Climate change is unequivocal and of human origin. Therefore, it is necessary and urgent to adopt new technologies to limit greenhouse gas emissions.

Hydrogen appears as a crucial component of the energy transition, provided that its production is decarbonized (currently less than 5%). It is a highly versatile energy carrier that can enable massive storage of intermittent renewable energies. The applications of “green” hydrogen are numerous, ranging from replacing hydrogen derived from natural gas in the industrial sector to transportation, including heavy-duty vehicles (buses, trains, trucks). For example, while 24 kg of gasoline are needed for a modern internal combustion engine car to travel 400 km, the same distance can be covered with just 8 kg of hydrogen. Moreover, the engine only emits water vapor.

Governments worldwide are calling for investment in hydrogen as part of their post-COVID-19 recovery plans. Indeed, hydrogen technologies can strengthen our economy to become more robust, resilient, and sustainable.
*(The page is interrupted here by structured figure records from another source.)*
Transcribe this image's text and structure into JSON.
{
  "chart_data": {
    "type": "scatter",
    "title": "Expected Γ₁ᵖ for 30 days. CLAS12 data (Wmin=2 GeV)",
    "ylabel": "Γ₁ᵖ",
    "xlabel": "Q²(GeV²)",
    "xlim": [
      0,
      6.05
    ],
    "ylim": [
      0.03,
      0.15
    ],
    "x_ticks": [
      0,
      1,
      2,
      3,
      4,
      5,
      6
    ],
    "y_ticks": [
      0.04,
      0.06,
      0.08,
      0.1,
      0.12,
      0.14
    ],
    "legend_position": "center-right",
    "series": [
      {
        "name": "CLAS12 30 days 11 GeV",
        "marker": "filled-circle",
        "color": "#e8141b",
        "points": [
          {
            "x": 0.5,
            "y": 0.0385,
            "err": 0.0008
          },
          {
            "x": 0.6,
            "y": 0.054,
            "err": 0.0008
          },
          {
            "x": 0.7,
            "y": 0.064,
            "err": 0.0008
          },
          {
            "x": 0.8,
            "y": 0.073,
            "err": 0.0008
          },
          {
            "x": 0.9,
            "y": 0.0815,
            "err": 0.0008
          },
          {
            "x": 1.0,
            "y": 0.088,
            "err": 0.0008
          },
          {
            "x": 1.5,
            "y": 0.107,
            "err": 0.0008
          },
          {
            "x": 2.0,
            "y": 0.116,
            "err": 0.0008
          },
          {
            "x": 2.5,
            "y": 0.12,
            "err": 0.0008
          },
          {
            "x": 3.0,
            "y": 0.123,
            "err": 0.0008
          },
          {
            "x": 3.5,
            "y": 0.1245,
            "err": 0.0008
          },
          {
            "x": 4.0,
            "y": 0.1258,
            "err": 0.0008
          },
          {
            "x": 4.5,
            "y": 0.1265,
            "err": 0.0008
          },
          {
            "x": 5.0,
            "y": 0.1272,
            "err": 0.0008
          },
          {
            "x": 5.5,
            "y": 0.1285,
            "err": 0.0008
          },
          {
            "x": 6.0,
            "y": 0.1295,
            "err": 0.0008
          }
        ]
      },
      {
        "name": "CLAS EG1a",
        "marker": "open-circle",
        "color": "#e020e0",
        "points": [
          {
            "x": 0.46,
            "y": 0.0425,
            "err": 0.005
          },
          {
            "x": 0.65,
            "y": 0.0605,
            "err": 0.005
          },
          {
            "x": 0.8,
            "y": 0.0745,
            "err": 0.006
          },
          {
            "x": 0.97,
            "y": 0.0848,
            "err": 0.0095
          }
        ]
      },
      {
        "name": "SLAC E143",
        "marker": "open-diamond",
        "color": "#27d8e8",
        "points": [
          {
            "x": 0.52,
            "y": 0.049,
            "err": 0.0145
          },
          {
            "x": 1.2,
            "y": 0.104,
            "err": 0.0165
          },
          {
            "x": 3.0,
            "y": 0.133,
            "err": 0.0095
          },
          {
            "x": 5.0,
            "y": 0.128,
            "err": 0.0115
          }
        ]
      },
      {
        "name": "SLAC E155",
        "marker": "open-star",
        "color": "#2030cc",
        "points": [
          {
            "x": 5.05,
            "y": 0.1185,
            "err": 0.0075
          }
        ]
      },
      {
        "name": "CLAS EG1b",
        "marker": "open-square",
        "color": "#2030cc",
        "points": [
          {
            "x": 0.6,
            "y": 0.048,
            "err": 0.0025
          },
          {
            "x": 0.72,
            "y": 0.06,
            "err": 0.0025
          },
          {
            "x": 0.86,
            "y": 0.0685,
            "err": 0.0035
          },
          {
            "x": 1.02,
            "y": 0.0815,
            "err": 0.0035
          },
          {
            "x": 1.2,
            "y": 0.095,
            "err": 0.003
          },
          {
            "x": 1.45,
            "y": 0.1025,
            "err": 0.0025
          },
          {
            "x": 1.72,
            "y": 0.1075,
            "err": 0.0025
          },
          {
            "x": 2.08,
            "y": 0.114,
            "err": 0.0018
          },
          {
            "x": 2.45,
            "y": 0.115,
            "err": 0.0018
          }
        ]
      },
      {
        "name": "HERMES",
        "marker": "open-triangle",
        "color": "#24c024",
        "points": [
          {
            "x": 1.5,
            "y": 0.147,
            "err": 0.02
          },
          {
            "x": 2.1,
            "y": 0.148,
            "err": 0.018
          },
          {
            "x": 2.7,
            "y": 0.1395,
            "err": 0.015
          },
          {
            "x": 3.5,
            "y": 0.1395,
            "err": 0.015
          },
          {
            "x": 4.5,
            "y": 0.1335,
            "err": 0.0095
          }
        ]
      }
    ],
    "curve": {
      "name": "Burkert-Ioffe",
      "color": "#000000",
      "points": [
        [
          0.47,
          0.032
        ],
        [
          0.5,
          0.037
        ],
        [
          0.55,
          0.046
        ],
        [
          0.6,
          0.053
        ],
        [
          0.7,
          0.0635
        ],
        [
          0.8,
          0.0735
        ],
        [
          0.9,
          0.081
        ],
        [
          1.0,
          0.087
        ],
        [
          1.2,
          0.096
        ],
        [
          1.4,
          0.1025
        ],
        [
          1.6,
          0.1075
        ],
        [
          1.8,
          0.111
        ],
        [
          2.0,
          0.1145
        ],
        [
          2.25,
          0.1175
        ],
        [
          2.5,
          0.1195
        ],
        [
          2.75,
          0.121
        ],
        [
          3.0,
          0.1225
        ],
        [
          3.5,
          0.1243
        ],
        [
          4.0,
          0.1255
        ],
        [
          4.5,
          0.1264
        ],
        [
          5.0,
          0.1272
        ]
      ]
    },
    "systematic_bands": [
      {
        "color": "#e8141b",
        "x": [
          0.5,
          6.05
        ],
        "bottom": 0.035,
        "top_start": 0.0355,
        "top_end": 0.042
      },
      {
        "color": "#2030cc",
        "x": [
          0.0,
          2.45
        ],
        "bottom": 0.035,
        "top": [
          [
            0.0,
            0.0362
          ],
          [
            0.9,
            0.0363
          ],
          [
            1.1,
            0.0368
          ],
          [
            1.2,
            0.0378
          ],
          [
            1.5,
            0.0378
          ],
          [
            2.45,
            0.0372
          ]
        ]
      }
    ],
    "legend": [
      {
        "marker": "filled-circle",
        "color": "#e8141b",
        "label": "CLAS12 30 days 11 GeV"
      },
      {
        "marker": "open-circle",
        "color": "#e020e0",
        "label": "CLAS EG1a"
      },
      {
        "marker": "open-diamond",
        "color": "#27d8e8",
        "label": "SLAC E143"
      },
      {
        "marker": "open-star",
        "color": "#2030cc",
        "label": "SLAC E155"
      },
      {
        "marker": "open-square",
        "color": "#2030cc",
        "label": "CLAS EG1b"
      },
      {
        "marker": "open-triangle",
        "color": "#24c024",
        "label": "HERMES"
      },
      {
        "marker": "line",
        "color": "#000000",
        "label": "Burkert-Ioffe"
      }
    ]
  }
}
One promising application of hydrogen lies in its use in industrial processes for material transformation. Additionally, challenges in hydrogen utilization also involve storage and transportation.

The student-researcher club project Met’Hy within the ORION program of Lorraine University of Excellence directly fits into this context. Three pillars will be addressed:
(i) metals for hydrogen storage;
(ii) transportation and protection against hydrogen-induced embrittlement;
(iii) the use of hydrogen for clean metal production.

With my colleague Dr. Thomas GRIES (CNRS-IJL), we are in charge of the scientific coordination of the Methy project.